Le confort tragique de la tristesse
J’en vois qui ont peur de vivre. Peur de vivre parce que la vie ne ressemble à rien de ce qu’on leur avait promis : ni aux films où tout s’arrange dans les vingt dernières minutes, ni aux livres où les mots savent consoler, ni même aux chansons où la mélancolie, au moins, a le bon goût d’être belle. Alors ils restent sur le seuil, immobiles, à regarder le monde tourner derrière une vitre qu’ils n’osent pas briser.
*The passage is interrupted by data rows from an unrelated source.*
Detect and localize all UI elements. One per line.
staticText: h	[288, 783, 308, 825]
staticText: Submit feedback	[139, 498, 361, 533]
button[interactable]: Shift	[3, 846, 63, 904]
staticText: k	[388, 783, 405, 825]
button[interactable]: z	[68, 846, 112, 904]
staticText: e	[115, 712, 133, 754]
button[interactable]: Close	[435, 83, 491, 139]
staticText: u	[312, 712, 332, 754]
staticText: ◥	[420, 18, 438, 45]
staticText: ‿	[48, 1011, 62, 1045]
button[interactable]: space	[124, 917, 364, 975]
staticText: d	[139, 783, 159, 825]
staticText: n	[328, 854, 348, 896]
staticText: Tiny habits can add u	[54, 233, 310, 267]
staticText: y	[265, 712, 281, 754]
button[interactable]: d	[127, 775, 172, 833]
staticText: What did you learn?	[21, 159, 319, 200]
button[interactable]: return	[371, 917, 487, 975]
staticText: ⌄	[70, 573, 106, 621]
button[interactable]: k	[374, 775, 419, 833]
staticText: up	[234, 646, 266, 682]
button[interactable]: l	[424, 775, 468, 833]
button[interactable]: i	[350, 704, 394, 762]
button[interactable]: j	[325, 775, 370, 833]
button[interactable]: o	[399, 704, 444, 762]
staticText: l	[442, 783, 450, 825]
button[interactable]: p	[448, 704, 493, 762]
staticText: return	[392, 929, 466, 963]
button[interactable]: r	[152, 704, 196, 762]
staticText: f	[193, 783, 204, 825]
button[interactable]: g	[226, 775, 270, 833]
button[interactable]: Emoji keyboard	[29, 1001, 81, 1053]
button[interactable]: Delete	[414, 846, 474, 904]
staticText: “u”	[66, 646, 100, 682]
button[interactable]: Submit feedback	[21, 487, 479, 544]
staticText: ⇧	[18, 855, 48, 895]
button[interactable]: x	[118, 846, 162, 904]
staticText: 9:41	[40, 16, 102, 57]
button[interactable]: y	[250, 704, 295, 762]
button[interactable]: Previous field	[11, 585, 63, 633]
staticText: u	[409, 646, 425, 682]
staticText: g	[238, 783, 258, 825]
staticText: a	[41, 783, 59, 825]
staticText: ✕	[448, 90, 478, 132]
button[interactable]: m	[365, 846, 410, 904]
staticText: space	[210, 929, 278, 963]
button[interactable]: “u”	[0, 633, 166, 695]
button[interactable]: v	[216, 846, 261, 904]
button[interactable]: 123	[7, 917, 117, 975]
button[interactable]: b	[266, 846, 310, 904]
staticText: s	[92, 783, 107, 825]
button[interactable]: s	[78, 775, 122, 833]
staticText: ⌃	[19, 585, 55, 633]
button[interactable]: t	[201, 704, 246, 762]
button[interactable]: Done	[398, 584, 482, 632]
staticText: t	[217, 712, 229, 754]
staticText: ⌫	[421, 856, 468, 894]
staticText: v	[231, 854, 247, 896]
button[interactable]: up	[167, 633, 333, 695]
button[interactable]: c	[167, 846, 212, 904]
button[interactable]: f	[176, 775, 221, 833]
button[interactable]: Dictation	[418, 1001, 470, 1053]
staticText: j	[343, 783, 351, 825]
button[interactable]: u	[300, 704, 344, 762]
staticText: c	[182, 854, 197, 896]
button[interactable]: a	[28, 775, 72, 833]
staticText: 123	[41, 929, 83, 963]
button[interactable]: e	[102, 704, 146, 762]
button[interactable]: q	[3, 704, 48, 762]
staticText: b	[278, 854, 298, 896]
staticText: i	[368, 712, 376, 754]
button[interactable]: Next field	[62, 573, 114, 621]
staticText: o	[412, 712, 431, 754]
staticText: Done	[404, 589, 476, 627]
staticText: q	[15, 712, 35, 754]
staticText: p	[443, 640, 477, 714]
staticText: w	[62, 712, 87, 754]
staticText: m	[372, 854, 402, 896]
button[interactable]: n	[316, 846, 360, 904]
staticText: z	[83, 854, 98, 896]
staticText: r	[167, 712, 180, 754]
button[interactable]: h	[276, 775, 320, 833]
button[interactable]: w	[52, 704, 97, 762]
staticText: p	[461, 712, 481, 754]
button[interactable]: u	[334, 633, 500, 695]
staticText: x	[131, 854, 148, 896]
J’en vois qui s’interdisent d’aimer. Qui verrouillent leur poitrine à double tour et jettent la clé dans des eaux si profondes que personne ne pourra jamais la repêcher. Parce que l’amour, c’est la promesse d’une blessure. Parce que tomber, c’est se briser. Et qu’il vaut mieux, pensent-ils, ne jamais s’élever que de risquer la chute. Alors ils traversent l’existence le cœur sous cloche, à l’abri de tout, y compris du bonheur.
J’en vois qui n’ont personne. Pas un ami. Pas une épaule. Parce que l’amitié réclame la confiance, et que la confiance est un luxe qu’ils ne s’offrent plus, pas même envers eux-mêmes. Ils se sont trahis trop souvent pour croire encore que quiconque tiendrait parole. Alors ils marchent seuls, et leur solitude devient une forteresse qu’ils prennent pour un refuge.
J’en vois qui refusent d’être heureux. Non pas qu’ils ne le puissent, mais parce que le bonheur est une discipline autrement plus exigeante que la tristesse. La tristesse, elle, est confortable. On s’y love comme dans un vieux manteau élimé. On peut se plaindre, ressasser, s’enrouler dans sa douleur comme dans un linceul familier, s’enfermer derrière sa carapace d’aigreur et appeler cela de la lucidité. Le bonheur, lui, ne tolère aucune de ces lâchetés. Il demande qu’on se tienne debout. Et se tenir debout, c’est épuisant.
J’en vois qui ne sacrifient rien. Jamais. Parce que sacrifier, c’est céder, et que céder, leur a-t-on appris, c’est faiblir. La société leur a enseigné qu’il faut se battre, tenir bon, ne rien lâcher, comme si la vie était une guerre et non une danse. Comme si plier, c’était rompre. Comme si offrir un peu de soi, c’était se perdre tout entier.
J’en vois qui n’avancent pas. Pas d’un pas. Parce qu’avancer, c’est violent. C’est consentir à l’irréversible, accepter que la route ne se parcourt que dans un seul sens et qu’on ne revient jamais vraiment en arrière. Leur vie n’est peut-être pas grande, peut-être pas belle, mais elle est connue. Et le connu, même médiocre, sera toujours moins terrifiant que l’inconnu. Changer, c’est le vide et l’Enfer en même temps. Alors ils restent. Ils restent, et ils s’habituent à l’étroitesse.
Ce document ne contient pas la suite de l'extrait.